Committee to Re-elect the President

From Wikipedia, the free encyclopedia

The Committee to Re-elect the President, often abbreviated to CRP or CREEP, was a Nixon White House fund-raising organization.

John N. Mitchell had previously served as United States Attorney General.

G. Gordon Liddy and E. Howard Hunt planned the details of the Watergate first break-in (May 28, 1972) that led to the ensuing Watergate scandal.

James W. McCord was one of the five burglars. E. Howard Hunt's name was found in McCord's address book when McCord was arrested.

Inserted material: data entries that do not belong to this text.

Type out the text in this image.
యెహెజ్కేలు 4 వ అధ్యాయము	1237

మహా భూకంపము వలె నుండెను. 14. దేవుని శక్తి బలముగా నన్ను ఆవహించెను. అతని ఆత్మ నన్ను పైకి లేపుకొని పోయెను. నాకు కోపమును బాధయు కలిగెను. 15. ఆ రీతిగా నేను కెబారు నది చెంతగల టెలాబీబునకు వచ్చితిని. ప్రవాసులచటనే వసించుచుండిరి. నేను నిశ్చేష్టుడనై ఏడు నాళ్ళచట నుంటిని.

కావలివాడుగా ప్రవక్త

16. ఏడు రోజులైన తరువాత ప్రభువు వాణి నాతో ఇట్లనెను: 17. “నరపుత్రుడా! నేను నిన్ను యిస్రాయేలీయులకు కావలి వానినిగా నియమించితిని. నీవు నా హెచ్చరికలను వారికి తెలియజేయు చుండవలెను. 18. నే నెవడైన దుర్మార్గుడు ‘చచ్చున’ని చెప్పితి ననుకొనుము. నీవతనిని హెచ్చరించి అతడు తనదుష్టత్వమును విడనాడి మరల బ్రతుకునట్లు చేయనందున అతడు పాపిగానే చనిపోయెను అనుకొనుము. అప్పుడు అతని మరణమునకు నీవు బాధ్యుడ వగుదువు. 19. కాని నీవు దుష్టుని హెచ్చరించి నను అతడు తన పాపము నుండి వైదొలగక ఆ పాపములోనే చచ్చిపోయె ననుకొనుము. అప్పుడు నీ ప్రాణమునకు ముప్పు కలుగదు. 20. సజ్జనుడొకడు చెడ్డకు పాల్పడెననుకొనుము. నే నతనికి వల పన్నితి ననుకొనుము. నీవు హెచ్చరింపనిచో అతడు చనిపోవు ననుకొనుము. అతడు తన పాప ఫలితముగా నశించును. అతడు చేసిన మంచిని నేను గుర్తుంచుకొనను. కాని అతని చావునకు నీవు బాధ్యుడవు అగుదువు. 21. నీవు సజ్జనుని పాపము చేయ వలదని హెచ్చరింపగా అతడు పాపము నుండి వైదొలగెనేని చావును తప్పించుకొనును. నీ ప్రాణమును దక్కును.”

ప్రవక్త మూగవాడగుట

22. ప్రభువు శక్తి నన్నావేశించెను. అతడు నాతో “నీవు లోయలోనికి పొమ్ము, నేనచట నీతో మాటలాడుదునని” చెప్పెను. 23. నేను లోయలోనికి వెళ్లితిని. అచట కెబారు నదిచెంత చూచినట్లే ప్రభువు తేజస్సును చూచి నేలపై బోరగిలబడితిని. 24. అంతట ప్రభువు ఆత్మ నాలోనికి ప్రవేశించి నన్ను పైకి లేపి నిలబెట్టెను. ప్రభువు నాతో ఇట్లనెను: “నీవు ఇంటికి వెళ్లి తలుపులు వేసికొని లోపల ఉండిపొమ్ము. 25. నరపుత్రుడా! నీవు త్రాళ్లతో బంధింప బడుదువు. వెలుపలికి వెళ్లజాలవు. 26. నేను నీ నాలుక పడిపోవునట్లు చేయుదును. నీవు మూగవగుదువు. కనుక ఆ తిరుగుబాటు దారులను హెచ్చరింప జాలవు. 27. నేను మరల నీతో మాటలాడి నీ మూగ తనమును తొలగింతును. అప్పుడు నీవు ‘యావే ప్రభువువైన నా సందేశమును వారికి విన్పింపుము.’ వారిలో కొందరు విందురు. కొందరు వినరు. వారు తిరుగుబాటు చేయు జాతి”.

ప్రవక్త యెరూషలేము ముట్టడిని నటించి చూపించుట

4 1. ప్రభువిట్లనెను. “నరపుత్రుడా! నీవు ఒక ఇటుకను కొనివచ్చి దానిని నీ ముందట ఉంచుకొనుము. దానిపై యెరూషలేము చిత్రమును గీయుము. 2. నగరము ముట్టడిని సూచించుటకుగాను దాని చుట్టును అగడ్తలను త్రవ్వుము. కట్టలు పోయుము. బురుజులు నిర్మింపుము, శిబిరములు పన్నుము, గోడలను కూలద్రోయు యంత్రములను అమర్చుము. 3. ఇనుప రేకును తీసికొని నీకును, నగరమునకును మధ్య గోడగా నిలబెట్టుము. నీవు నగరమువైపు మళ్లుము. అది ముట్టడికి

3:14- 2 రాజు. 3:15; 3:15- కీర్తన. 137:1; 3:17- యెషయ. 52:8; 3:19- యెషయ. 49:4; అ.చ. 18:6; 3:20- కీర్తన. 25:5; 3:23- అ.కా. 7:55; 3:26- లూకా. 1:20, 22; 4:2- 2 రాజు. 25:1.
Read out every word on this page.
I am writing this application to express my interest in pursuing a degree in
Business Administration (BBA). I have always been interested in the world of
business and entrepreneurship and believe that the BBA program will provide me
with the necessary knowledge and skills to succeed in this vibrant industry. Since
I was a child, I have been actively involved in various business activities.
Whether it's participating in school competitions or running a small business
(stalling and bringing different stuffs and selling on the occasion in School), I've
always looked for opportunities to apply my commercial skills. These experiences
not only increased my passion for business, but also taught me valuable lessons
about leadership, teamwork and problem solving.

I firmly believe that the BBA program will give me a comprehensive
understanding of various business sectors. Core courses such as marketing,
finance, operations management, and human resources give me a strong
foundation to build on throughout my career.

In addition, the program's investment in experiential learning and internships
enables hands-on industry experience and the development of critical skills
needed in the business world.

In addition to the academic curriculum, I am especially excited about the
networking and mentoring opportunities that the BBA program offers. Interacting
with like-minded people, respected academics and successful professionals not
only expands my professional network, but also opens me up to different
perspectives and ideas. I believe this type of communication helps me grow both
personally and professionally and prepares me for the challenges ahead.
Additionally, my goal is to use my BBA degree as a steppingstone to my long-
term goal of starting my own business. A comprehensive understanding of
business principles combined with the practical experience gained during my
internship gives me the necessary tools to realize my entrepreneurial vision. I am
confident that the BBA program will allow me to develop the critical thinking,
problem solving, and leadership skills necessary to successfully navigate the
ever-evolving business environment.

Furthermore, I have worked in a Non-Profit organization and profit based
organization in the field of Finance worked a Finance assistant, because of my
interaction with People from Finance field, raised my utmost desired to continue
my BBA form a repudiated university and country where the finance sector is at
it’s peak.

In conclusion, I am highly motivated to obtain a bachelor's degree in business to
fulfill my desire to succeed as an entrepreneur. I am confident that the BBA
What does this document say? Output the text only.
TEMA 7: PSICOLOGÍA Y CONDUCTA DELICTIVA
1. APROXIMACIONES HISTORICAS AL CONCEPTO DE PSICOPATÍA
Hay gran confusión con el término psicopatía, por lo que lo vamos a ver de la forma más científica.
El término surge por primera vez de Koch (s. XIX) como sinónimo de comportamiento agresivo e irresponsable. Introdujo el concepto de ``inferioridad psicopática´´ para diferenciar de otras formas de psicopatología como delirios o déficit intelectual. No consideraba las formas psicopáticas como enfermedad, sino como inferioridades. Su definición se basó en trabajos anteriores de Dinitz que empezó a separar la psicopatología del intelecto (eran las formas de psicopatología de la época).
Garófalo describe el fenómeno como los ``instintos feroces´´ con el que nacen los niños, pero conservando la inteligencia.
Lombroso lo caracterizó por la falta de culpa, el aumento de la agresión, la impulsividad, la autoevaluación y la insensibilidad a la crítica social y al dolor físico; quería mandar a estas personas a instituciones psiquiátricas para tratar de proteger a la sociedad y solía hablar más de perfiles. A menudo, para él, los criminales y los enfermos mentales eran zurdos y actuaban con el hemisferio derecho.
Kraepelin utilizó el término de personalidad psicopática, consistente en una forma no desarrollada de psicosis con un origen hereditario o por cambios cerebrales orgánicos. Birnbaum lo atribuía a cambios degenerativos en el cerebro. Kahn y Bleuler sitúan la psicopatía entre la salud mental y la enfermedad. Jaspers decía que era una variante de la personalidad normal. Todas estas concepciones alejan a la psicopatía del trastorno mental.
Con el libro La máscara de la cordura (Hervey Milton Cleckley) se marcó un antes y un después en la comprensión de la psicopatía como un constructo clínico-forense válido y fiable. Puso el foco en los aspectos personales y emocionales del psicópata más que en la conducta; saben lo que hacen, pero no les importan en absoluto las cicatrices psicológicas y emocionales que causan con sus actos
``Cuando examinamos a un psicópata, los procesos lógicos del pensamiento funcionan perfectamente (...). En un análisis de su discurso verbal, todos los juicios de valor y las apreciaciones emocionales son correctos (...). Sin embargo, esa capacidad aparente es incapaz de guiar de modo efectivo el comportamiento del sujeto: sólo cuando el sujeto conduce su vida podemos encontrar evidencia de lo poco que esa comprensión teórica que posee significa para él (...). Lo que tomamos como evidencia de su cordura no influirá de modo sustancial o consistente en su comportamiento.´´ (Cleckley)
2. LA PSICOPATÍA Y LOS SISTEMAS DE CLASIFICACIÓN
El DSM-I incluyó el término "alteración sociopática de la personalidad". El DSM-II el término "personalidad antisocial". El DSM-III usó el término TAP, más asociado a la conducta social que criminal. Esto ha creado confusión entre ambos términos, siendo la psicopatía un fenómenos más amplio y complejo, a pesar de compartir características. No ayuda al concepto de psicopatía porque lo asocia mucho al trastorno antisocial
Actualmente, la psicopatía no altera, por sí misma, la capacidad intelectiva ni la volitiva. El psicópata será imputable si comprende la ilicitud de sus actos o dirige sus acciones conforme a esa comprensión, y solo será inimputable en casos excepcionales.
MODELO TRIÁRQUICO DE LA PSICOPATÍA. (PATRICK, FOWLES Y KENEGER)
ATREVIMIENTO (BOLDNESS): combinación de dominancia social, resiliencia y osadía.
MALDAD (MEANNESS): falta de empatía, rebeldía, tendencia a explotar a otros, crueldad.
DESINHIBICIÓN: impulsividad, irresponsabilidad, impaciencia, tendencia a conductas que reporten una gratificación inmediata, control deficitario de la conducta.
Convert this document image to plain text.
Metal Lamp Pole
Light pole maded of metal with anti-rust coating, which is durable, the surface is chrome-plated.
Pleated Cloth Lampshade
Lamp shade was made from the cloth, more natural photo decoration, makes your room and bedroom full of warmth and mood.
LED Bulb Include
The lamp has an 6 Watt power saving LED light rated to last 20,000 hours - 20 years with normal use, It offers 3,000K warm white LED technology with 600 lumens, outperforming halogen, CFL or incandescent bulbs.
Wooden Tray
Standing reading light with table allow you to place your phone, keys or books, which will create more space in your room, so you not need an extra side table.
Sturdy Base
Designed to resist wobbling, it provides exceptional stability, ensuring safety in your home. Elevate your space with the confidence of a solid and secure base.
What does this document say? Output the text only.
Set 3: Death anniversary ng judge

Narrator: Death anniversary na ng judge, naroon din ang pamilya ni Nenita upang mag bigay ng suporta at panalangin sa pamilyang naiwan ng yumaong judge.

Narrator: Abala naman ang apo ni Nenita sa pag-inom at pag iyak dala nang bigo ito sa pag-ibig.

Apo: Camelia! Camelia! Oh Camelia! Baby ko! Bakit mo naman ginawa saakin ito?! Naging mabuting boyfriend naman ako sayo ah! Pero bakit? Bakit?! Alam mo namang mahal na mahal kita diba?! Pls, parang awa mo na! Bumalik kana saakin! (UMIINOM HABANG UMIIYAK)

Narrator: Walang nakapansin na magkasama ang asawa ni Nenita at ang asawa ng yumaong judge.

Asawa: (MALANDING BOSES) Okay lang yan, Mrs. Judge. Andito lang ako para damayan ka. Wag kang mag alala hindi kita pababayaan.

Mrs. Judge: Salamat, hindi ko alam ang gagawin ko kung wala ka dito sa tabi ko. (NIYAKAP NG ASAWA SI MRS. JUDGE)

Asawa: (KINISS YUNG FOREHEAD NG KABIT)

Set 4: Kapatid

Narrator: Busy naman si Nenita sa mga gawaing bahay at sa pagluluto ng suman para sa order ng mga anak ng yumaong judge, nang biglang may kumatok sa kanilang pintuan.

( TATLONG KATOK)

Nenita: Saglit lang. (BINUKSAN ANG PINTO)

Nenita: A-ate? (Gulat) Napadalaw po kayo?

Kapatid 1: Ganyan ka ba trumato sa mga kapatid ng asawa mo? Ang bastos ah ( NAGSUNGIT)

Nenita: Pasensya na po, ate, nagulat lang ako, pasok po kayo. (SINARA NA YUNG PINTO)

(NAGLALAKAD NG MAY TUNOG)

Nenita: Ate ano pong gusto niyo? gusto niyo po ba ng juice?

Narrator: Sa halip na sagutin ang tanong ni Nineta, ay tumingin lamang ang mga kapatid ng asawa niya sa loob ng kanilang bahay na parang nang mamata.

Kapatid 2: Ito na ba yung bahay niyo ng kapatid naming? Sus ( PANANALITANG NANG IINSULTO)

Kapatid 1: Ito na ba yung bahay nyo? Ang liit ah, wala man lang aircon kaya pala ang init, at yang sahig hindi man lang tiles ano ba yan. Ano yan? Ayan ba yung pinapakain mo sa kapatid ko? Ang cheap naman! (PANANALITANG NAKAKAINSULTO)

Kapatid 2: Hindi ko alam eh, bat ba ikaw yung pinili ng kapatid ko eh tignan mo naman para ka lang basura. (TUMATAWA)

CRP funds, a sum of $500,000 U.S. dollars, were used to pay legal expenses for the five Watergate burglars after their indictment in September 1972. The link of the break-in back to the White House and the President's campaign fund-raising committee turned the burglary into an explosive political scandal. The burglars, as well as Liddy, Hunt, and Mitchell, went to prison over the break-in and their efforts to cover it up, along with other members of the Nixon Administration. One illegal action that CRP committed was the break in of Pentagon Papers leaker Daniel Ellsberg’s psychiatrist office in an attempt to find material to discredit Ellsberg. The leak of the Pentagon Papers, military records about the Vietnam War, helped sway American sentiment towards opposing the war.

Donald Segretti performed the dirty tricks (political sabotage) program. Segretti detailed it to Bob Woodward and Carl Bernstein, who described it in their Pulitzer Prize winning book, All The President's Men.